Saturday, August 26, 2017

2017-08-26: rel="bookmark" also does not mean what you think it means

Extending our previous discussion about how the proposed rel="identifier" is different from rel="canonical" (spoiler alert: "canonical" is only for pages with duplicative text), here I summarize various discussions about why we can't use rel="bookmark" for the proposed scenarios.  We've already given a brief review of why rel="bookmark" won't work (spoiler alert: it is explicitly prohibited for HTML <link> elements or HTTP Link: headers) but here we more deeply explore the likely original semantics. 

I say "likely original semantics" because:
  1. the short phrases in the IANA link relations registry ("Gives a permanent link to use for bookmarking purposes") and the HTML5 specification ("Gives the permalink for the nearest ancestor section") are not especially clear, nor is the example in the HTML5 specification.
  2.  rel="bookmark" exists to address a problem, anonymous content, that has been so thoroughly solved that the original motivation is hard to appreciate. 
In our Signposting work, we had originally hoped we could use rel="bookmark" to mean "please use this other URI when you press control-D".  For example, we hoped the HTML at http://www.sciencedirect.com/science/article/pii/S038800011400151X could have:

<link rel="bookmark">http://dx.doi.org/10.1016/j.langsci.2014.12.003</link>

And when the user hit "control-D" (the typical keyboard sequence for bookmarking), the user agent would use the doi.org URI instead of the current URI at sciencedirect.com.  But alas, that's not why rel="bookmark" was created, and the original intention is likely why rel="bookmark" is prohibited from <link> elements.  I say likely because the motivation is not well documented and I'm inferring it from the historical evidence and context.
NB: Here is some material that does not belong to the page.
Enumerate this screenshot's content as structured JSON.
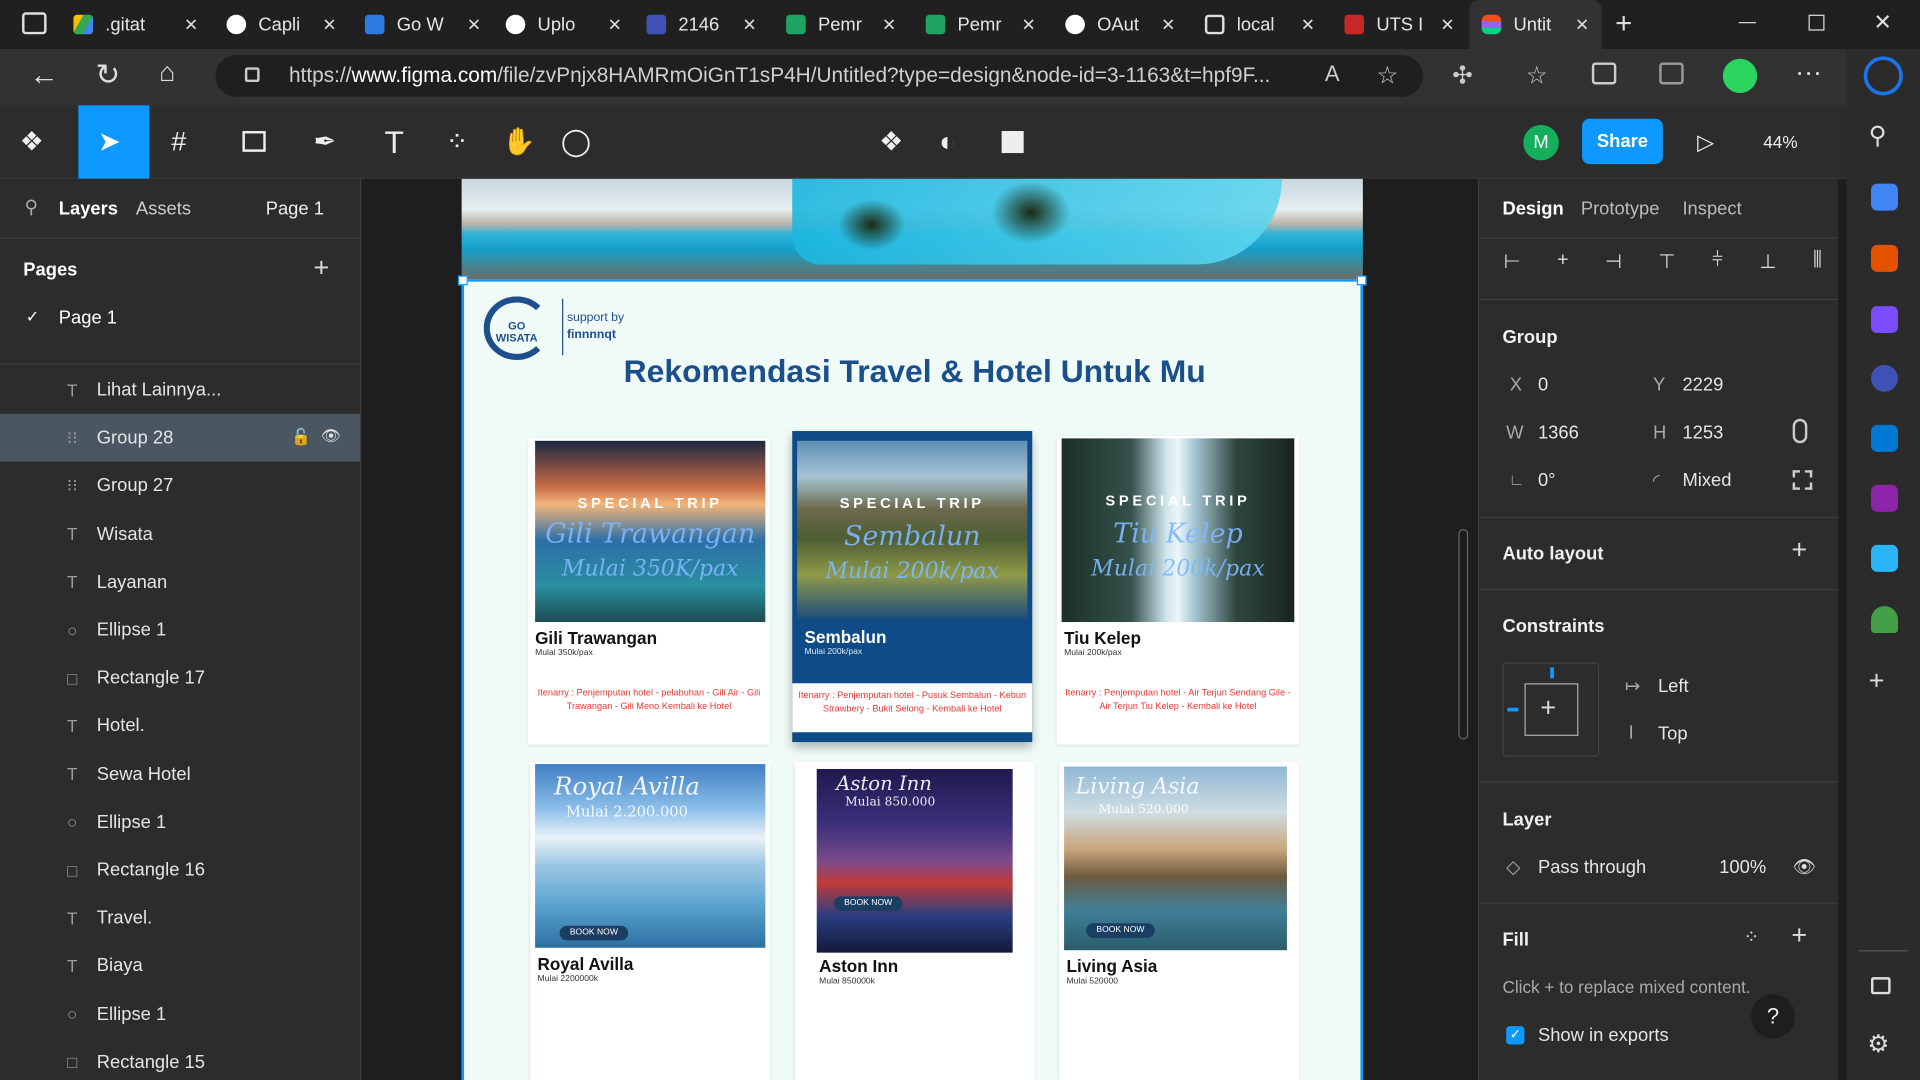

In the bad old days of the early web, newsfeeds, blogs, forums, and the like did not universally support deep links, or permalinks, to their content.  A blog would consist of multiple posts displayed within a single page.  For example page 1 of a blog would have the seven most recent posts, page 2 would have the previous seven posts, etc.  The individual posts were effectively anonymous: you could link to the "top" of a blog (e.g., blog.dshr.org), but links to individual posts were not supported; for example this individual post from 2015 is no longer on page 1 of the blog and without the ability to link directly to its permalink, one would have click backwards through many pages to discover it.

Of course, now we take such functionality for granted -- we fully expect to have direct links to individual posts, comments, etc.  The earliest demonstration I can find is from this blog post from 2000 (the earliest archived version is from 2003, here's the 2003 archived version of top-level link to the blog where you can see the icon the post mentions).   This early mention of a permalink does not use the term "permalink" or relation rel="bookmark"; those would follow later. 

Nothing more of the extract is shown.